A história nos transporta, às vésperas do natal, ao município mineiro de Cataguases, cuja existência e subsistência gira em torno da fábrica têxtil da região, apesar de aparentar ser igual a milhares de outras cidades do interior deste brasilzão em termos de infraestrutura: existe só uma rua que conecta os moradores da cidade, parela à via férrea, no símbolo que confirma ser este um local de passagem, não de destinos. Neste cenário, somos apresentados a Luzimar (Santos), que acumulou promoções na fábrica até tornar-se supervisor de produção, e a sua esposa Toninha (Paes), que aguarda o marido para celebrar o natal e contar uma novidade. Entretanto, a rotina de Luzimar é interrompida após encontrar-se com Gildo (Andrade), um amigo de infância que viajou da capital para visitar a mãe, a quem chama de Dona Marta (Kiss), tamanha é a distância que os separam emocionalmente, a ponto de ele enxergar não mais sua figura materna, tão somente uma senhora do interior por quem nutre carinho. Ao longo de algumas horas, Luzimar e Gildo retiram esqueletos do armário e revivem memórias felizes da adolescência.
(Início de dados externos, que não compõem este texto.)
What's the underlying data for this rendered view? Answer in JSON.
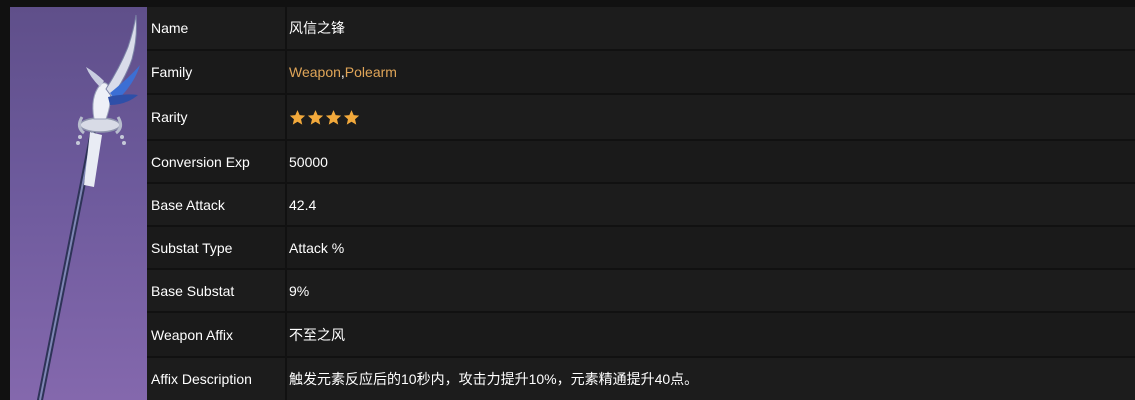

Através da sinopse, é fácil perceber que a narrativa de Redemoinho não é orientada pela história nem pelos personagens, mas pelo impulso – quase compulsivo – de observador o abalo do cotidiano dos personagens com a chegada de um ser estranho aquele meio, Gildo, carregado de maneirismos e preconceitos trazidos da capital. De certa maneira, assemelha-se a Barravento em que Firmino, recém chegado de Salvador, chacoalhava a vida de Aruã e a dos demais habitantes da vila de pescadores, apesar de aqui, evidentemente, sem a presença determinante do folclore, das crendices e da disputa de classe que existia na obra de Glauber Rocha, substituídos pelo existencialmente que opõe o desejo – ou melhor, instinto – de ir com o de permanecer. Uma questão que existe, intimamente, na própria narrativa nas vezes em que Luzimar, apesar das ligações de Toninha, opta em permanecer com Gildo (a capital) em vez de regressar à casa (o interior), ou, inclusive, no simbolismo com que Gildo emprega o tecido oriundo da fábrica (de boa qualidade, diz Luzimar) para embalar a televisão que comprou de presente para mãe.

Tudo isto é enxergado através das lentes do mestre Walter Carvalho (um dos grandes diretores de fotografia em atividade) como se fôssemos alienígenas, digo literamentel, que tropeçamos naquela cidadezinha e naquele exato dia apenas para acompanhar porções determinantes da vida de desconhecidos, e, mesmo que estejamos mal contextualizados, esforçamos-nos em compreender seus anseios e drama particulares. Isto explica por que a câmera é atrevida, sorrateira e inusitada, enxergando Toninha banhando-se, tal como se estivesse espiando escondida detrás da porta, ou se pondo no banco de trás do carro de Gildo enquanto o vê discutindo e esbravejando com Luzimar do lado de fora. Com intuito semelhante, repare como os enquadramentos às vezes são estreitos ou amplos, ‘cortam’ parte do corpo dos personagens e preferem espaços vazios a enquadramentos convencionais, o que concorre para o voyeurismo da narrativa, e o consequente desconforto de xeretar a vida alheia.

Certamente inspirado por O Som ao Redor, o diretor José Luiz Villamarim emprega a edição de som de forma inteligente, ora com intento estilístico (o raccord sonoro da chuva torrencial para o chão da fábrica), ora narrativo (o som do trem sobre os trilhos, cúmplice e partícipe – por que não? – do ato de violência que ocorre no terceiro ato, e que, ao se fazer escutar na cena seguinte, conecta os acontecimentos quase que de forma umbilical), mas não sem antes empregá-lo como símbolo da incomunicabilidade do protagonista, Luzimar, enquanto dentro da fábrica.

Hábil também em evocar a tensão de modo simples, sem empregar recursos cinematográficos adicionais senão a mera observação passiva, Villamarim, ao lado de Carvalho, também é responsável por belos momentos como aquele em que Dona Marta, na janela, enxerga Toninha debaixo da sombra, talvez acreditando estar diante da silhueta do fantasma do natal passado de Charles Dickens ou, quiçá, do reflexo da vida que passou tão rapidamente, apesar de presa no marasma de uma vida ordinária.

Isso me leva à conclusão de que Redemoinho, embora não responda a pergunta-chave “É melhor ir do que permanecer?”, faz algo maior: ilustra as rimas, tão simples quanto são impercetíveis, do que há no ínterim.